На палубе галиота уже вовсю шла раздача подарков.
Пончик открывал сундучки и ларцы, девчонки примеряли «ювелирку», причём Гли-Гли настолько быстро сошлась с жёнами друзей Акимова, что, чудилось, они знакомы с детства.
— Позволь тебе представить, — улыбнулся Олег. — Это Галина, супруга нашего Виктора.
— Витька женился?! — ахнула Елена. — Ну наконец-то! — и протянула руку Гли-Гли: — Елена. Или Алёна.
— Галина, — рассмеялась «супруга Виктора». — Или Гли-Гли.
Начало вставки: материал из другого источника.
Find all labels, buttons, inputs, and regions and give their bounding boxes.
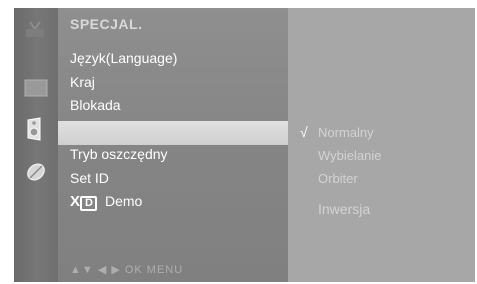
- xd-logo-d: D: [80, 196, 97, 212]
- xd-logo-x: X: [70, 193, 80, 211]
- menu-item-lock[interactable]: Blokada: [70, 97, 121, 113]
- screen-icon[interactable]: [24, 78, 48, 103]
- xd-logo: XD: [70, 193, 97, 212]
- submenu-panel: √ Normalny Wybielanie Orbiter Inwersja: [288, 8, 475, 282]
- special-menu-panel: SPECJAL. Język(Language) Kraj Blokada Tr…: [58, 8, 288, 282]
- menu-item-xd-demo[interactable]: X D Demo: [70, 193, 143, 212]
- tv-screen: SPECJAL. Język(Language) Kraj Blokada Tr…: [14, 8, 475, 282]
- navigation-hint-bar: ▲▼ ◀ ▶ OK MENU: [70, 264, 184, 276]
- menu-item-power-saving[interactable]: Tryb oszczędny: [70, 146, 168, 162]
- speaker-icon[interactable]: [24, 116, 46, 147]
- submenu-option-normalny[interactable]: Normalny: [318, 125, 374, 140]
- submenu-option-orbiter[interactable]: Orbiter: [318, 171, 358, 186]
- submenu-option-wybielanie[interactable]: Wybielanie: [318, 148, 381, 163]
- menu-title: SPECJAL.: [70, 16, 143, 32]
- satellite-icon[interactable]: [24, 160, 48, 189]
- menu-item-country[interactable]: Kraj: [70, 74, 95, 90]
- menu-item-language[interactable]: Język(Language): [70, 50, 177, 66]
- xd-demo-label: Demo: [104, 193, 143, 209]
- check-icon: √: [300, 124, 308, 140]
- tv-icon[interactable]: [24, 20, 46, 43]
- submenu-option-inwersja[interactable]: Inwersja: [318, 201, 370, 217]
- menu-icon-column: [14, 8, 58, 282]
- menu-item-set-id[interactable]: Set ID: [70, 170, 109, 186]
- menu-item-highlight[interactable]: [58, 121, 288, 145]
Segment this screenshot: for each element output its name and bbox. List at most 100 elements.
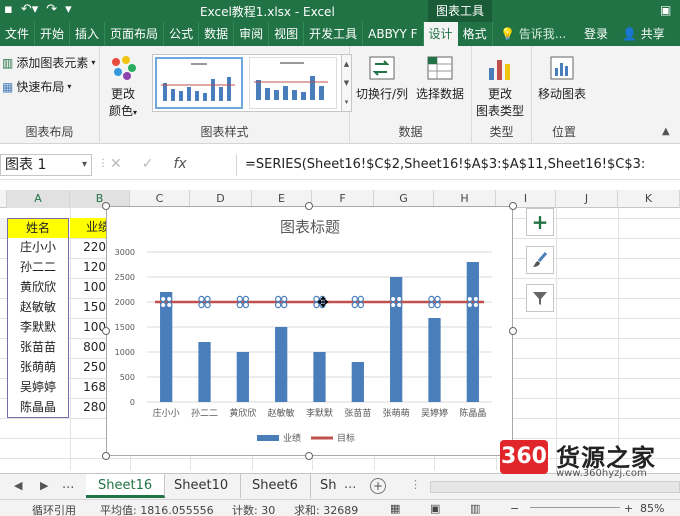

Примерив ожерелье из Маноа, Алёна была впечатлена. И вдруг замахала рукой:
— Наташка, сюда!
— Папа! Папочка! — раздался радостный визг, и с палубы «Мисхора» прямо в Олеговы руки прыгнула малолетняя блондинка, смеясь и дрыгая ногами.
Никто не знал, кто её настоящий отец, но отчество «Олеговна» Наталье шло.
— Привет, красавица! Маму не обижала?
— Ага, обидишь её!
Проходивший мимо Пончик, тискавший свою Геллочку, вздохнул:
— Ну вот всё и кончилось…
— Ты не рад? — округлила глаза Гелла.
— Рад, конечно! — всполошился Шурик. — Что ты… Больше всех рад. Угу… И всё равно…
Олег, прижимая к себе Алёну (Наташка обнимала его за ногу), остановился у борта, подумав, что разделяет мысли и чувства Шурки.
Он стоял на палубе того самого галиота, что был выстроен в Кадисе или в Барселоне четыреста лет тому назад…
Сухов покривился: к чёрту иные времена! Он в своём родимом. 2012-м. И оно его вполне устраивает.
Море было чисто до самого горизонта. Серебристой мошкой в вышине сверкнул самолётик местных авиалиний, а на море ни кораблика, ничего.
Только волны размеренно катились с востока, слегка поднимали «Синюю чайку» на своих обливных валах, набегали на берег, добрызгивая пеной, и обессиленно отступали.
— Красиво, правда? — шепнула Алёна.
— Очень, сказал Олег.
Нос флейта повалился на песок, шлёпая по нему бушпритом, и фон Горн сам полетел вниз. Хлопнувший блинд накрыл его.
Яростно выпутавшись из жёсткой парусины, Альберт вскочил.
Где он? Вокруг тянулись пески, заметая совершенно плоскую равнину, тянулись до самого горизонта, пропадавшего в мутной дымке.
Фон Горн потряс головой. Да нет, его не оглушило, это просто тишина. Полнейшая.
Обойдя вокруг обрубленного носа «Дельфина», он присел на корточки и только головою покачал. Нос не отчекрыжило. Его словно отрезало, причём срез был идеальнейшим.
Бушприт здесь, и вонючий княвдигед, и блинда-рей, и дурацкая носовая фигура, изображавшая игривого дельфина.
А где же сам флейт? Где все? Где он сам?!
Поглядев по сторонам, фон Горн заметил блеск вдалеке. Море?
Он решительно пошагал, держа на этот блеск.
Песок и песок… Правда, не пустыня. Песок то влажный, то с хрупкой, рассыпчатой корочкой после высохшей росы. И луж полно. А вот и поросль какая-то…
Потрогав рукою странные сосудистые растеньица, Альберт пожал плечами и пошагал дальше.
В низинке высились, поднимаясь футов на десять, непонятные образования, чем-то смахивавшие на хвойные деревья, только окаменевшие будто. Фон Горн потрогал их. Да нет, мягкие вроде…
Приложив усилие, он отломил кусок — запахло сырыми грибами.
Господи, да это же и есть гриб! Куда же его занесло?
Сердце частило, а разносимая им кровь словно остывала, холодя ужасом.
— Господи пресвятый… — проскулил Альберт. — Спаси…
Полное молчание в ответ. И тишина… Ни единой пичуги в небесах, даже муха не прозудит.